Das Boot: The Director’s Cut Review

Das Boot: The Director's Cut
Set aboard a German U-boat in 1942, this follows the crew's attempts to survive the Battle of the Atlantic, and understand the regime which they serve.

by Neil Jeffries |
Published on
Release Date:

26 Jul 2002

Running Time:

209 minutes

Certificate:

18

Original Title:

Das Boot: The Director’s Cut

Anyone who thinks spending three-and-a-half hours trapped in a darkened room might be a tough call should be made to watch Das Boot - and count themselves lucky. Lucky on two counts as it happens: first, that they never had to set to sea in a submarine in war time; and second, that they've just seen the most awesome war movie ever made.
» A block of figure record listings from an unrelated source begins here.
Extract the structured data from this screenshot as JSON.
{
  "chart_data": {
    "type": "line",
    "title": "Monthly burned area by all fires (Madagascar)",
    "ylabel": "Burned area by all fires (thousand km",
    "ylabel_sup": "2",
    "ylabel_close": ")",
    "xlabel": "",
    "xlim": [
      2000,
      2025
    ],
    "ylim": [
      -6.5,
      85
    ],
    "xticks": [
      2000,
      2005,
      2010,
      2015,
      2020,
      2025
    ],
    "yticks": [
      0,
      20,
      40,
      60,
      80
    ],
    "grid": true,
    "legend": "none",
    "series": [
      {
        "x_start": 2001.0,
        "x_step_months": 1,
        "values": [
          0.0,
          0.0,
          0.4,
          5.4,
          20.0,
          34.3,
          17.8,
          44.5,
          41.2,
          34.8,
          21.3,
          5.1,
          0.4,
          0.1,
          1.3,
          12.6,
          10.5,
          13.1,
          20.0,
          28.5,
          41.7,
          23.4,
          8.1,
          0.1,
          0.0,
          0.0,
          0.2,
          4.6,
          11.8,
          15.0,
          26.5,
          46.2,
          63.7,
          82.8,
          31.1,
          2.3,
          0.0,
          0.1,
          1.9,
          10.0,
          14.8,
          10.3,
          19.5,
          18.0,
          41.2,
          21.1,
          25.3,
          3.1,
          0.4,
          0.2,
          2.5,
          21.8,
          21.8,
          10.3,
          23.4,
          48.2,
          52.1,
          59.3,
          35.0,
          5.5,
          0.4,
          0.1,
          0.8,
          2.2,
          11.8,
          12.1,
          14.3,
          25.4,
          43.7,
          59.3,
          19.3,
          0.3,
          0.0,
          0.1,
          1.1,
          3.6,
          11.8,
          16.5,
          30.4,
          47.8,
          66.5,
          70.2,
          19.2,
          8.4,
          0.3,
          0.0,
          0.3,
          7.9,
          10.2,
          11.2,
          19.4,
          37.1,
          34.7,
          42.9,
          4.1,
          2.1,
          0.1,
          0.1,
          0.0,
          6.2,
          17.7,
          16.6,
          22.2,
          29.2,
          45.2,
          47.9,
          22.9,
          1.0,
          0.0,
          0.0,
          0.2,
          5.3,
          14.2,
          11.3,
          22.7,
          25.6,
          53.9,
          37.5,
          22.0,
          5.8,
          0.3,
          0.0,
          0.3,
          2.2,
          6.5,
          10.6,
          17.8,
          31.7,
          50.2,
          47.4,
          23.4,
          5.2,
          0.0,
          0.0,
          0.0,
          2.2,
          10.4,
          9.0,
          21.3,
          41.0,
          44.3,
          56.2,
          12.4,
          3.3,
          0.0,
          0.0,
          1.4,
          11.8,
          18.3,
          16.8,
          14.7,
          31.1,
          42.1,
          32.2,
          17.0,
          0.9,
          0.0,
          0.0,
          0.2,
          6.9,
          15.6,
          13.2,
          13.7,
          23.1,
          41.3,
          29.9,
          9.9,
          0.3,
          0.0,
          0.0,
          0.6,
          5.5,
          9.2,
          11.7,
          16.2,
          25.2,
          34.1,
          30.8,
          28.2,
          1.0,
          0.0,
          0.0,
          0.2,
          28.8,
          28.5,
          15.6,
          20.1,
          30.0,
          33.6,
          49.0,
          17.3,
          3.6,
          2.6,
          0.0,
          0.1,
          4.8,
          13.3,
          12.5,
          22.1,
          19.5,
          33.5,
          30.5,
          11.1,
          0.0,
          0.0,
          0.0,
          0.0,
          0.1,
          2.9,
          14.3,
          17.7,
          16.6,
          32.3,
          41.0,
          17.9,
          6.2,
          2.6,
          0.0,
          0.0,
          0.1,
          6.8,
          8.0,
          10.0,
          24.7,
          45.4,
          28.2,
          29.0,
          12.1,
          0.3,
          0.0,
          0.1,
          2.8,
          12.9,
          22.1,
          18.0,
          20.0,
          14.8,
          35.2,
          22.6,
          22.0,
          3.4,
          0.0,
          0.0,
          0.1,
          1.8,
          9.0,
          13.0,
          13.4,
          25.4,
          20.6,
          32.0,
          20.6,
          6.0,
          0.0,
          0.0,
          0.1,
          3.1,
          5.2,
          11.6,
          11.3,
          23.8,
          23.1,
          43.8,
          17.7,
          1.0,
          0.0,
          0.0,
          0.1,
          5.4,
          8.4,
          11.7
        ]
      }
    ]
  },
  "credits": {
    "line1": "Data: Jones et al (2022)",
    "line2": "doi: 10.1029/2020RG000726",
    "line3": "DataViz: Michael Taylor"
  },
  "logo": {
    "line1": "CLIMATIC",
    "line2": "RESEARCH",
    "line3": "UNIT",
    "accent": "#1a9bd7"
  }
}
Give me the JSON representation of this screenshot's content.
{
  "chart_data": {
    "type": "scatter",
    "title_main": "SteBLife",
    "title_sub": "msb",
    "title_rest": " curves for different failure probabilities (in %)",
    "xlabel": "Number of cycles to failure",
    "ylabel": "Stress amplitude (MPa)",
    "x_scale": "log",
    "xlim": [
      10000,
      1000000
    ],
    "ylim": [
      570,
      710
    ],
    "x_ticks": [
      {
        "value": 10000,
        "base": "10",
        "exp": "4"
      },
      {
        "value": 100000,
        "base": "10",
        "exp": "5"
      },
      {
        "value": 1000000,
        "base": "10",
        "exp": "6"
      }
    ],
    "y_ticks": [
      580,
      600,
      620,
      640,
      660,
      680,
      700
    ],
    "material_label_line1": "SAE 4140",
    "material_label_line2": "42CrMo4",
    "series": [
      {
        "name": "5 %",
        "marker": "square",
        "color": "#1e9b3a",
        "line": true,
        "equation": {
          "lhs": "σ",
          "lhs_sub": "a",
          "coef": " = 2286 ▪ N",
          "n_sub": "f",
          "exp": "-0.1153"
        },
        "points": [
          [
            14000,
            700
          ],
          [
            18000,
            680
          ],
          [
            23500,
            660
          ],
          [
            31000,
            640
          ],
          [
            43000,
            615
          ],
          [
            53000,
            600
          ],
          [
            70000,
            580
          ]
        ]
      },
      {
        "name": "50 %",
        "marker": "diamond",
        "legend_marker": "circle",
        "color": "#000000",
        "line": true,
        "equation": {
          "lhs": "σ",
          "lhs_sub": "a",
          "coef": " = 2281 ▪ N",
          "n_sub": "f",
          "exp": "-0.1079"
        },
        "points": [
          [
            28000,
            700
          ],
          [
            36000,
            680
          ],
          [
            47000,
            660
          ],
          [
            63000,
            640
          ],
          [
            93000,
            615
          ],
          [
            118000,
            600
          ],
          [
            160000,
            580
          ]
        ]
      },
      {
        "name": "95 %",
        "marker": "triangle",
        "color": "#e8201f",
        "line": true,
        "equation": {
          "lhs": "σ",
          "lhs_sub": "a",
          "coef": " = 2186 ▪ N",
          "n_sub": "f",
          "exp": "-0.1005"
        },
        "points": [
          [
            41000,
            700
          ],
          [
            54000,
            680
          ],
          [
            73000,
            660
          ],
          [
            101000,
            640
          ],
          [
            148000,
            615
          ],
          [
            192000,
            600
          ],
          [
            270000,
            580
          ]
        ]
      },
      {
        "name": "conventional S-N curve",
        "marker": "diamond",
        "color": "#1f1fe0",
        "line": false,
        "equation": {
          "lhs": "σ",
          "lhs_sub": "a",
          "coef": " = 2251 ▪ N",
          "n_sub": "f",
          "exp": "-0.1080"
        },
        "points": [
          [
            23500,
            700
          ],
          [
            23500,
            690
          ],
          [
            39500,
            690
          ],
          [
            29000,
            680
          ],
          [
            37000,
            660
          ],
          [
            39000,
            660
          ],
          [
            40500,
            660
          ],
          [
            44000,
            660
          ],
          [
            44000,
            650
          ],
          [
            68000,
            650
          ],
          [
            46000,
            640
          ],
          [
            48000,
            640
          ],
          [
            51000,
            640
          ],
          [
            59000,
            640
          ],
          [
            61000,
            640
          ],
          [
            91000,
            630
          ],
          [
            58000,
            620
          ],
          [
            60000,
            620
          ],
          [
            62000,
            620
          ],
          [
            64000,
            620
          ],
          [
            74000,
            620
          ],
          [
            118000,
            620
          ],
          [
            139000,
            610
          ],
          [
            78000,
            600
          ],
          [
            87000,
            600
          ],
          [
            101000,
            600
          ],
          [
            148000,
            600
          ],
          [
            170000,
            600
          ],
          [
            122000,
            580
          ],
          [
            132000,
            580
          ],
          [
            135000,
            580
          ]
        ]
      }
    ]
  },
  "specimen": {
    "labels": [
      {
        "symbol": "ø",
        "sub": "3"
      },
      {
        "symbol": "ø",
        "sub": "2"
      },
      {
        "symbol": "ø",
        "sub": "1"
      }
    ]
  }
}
And yet Das Boot also carries a poignant anti-war message as you live and breathe with the crew of U-96 on one incredible voyage in 1941. When released in 1982, it became the most successful foreign movie ever in the US and was nominated for six Oscars. This colour-rich reprinted version, complete with restored footage and re-designed digital sound is, simply, even better.

It is impossible to watch without empathising with the men on board, learning which of them sleeps or works behind each bulkhead. Most of them long for the taste of sea air and spray only the privileged few (of officers and audience) get after climbing the conning tower to scan the horizon. Such is the sense of documentary realism that it becomes almost impossible to believe any of the cast ever left the set.

Petersen (who went on to direct In The Line Of Fire and Air Force One) has overseen this restoration and as stunning as the visuals are, most critical in this is the sound. Listen (because your life depends on it) for overhead enemies dropping depth charges, hold your breath (because it may be your last) as each silent running takes you to excruciating depths. And for God's sake, duck when the pressure of a metre too far causes the already straining hull to give up its rivets in nerve-shredding explosions of surround sound. We've all seen war and submarine films before but we've never seen anything like Das Boot.

Shot with absorbing veracity, the film alternates mundane claustrophobia - rarely has boredom been portrayed so rivetingly - with sequences of nerve-shredding tension. While it is oft said that the director's masterstroke was to portray the humanity behind the German war effort, Das Boot displays pure filmmaking know-how. Masterful.